Microsoft might have the most popular desktop OS on the planet, but things are a bit different on the mobile side. There, Microsoft’s competitors have been holding down the fort quite well, and it’s been Redmond doing all of the catching up. The launch of Windows Phone 7 did do well to reinvigorate some of the excitement around a Windows mobile OS, but others still continue to dominate.
What could Microsoft do to help penetrate itself even deeper into the mobile segment? If one rumor is to be believed, it could have something to do with supporting ARM in a much bigger way. Currently, the Windows CE platform supports ARM just fine, but as mobiles are moving towards offering even more functionality, a more robust OS option needs to exist.
So, it seems likely that Microsoft is interested in having Windows 8 supported on ARM, but it’s not clear whether it’d be a customized or scaled-down version. I’d have to assume that both would be the case, although I couldn’t imagine it scaled-down to the point where it still doesn’t feel like a full OS. There is a lot pre-installed with Windows that doesn’t belong on mobiles, though.
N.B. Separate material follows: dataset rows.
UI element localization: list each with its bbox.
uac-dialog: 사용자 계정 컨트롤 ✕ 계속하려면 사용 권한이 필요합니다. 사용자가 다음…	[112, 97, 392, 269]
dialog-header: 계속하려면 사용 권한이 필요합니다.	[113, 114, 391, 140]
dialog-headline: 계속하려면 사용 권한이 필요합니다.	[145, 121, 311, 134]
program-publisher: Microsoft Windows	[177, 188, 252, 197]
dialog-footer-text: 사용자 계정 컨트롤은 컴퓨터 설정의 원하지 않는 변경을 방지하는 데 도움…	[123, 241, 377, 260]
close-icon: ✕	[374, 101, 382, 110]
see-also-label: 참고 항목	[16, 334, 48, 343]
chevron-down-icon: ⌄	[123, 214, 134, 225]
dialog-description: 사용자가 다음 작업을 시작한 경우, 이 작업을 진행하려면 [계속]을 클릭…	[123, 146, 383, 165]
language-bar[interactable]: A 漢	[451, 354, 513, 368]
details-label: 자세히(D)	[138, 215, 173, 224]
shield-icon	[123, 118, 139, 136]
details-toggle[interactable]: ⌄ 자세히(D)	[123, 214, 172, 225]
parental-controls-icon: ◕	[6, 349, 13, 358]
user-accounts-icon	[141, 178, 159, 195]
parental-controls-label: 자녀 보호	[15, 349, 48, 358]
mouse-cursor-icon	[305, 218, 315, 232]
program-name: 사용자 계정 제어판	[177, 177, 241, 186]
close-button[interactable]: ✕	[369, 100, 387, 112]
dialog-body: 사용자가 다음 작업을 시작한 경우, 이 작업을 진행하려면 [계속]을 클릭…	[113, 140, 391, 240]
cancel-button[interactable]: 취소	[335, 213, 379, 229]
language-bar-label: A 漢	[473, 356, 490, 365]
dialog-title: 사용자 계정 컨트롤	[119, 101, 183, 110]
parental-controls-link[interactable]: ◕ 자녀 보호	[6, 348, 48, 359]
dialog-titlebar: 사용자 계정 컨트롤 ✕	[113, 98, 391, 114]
The biggest draw for Microsoft to support ARM would have to do with battery-life. Devices like the iPad from Apple can run up to 8 hours or more on a single charge, and that’s just not something we see at all from Intel or NVIDIA competitors (correct me if I’m wrong). In that sense, the move seems reasonable, but it is a bit strange that it’s taken the company so long to decide to support ARM in a bigger way. No doubt the success of Apple’s iPad and other similar devices has had something to do with it.
It’s this efficiency—and the lengthy battery life that it affords ARM-powered tablets—that is likely the reason for Microsoft’s interest in ARM. The battery life of x86-powered Windows tablets such as HP’s Slate 500 is around five hours. In contrast, ARM tablets like the iPad can achieve ten hours, and that difference is, in part, a result of the iPad’s A4 processor (a high-end ARM design named Cortex A8) having much lower power usage than the Atom in the Slate 500.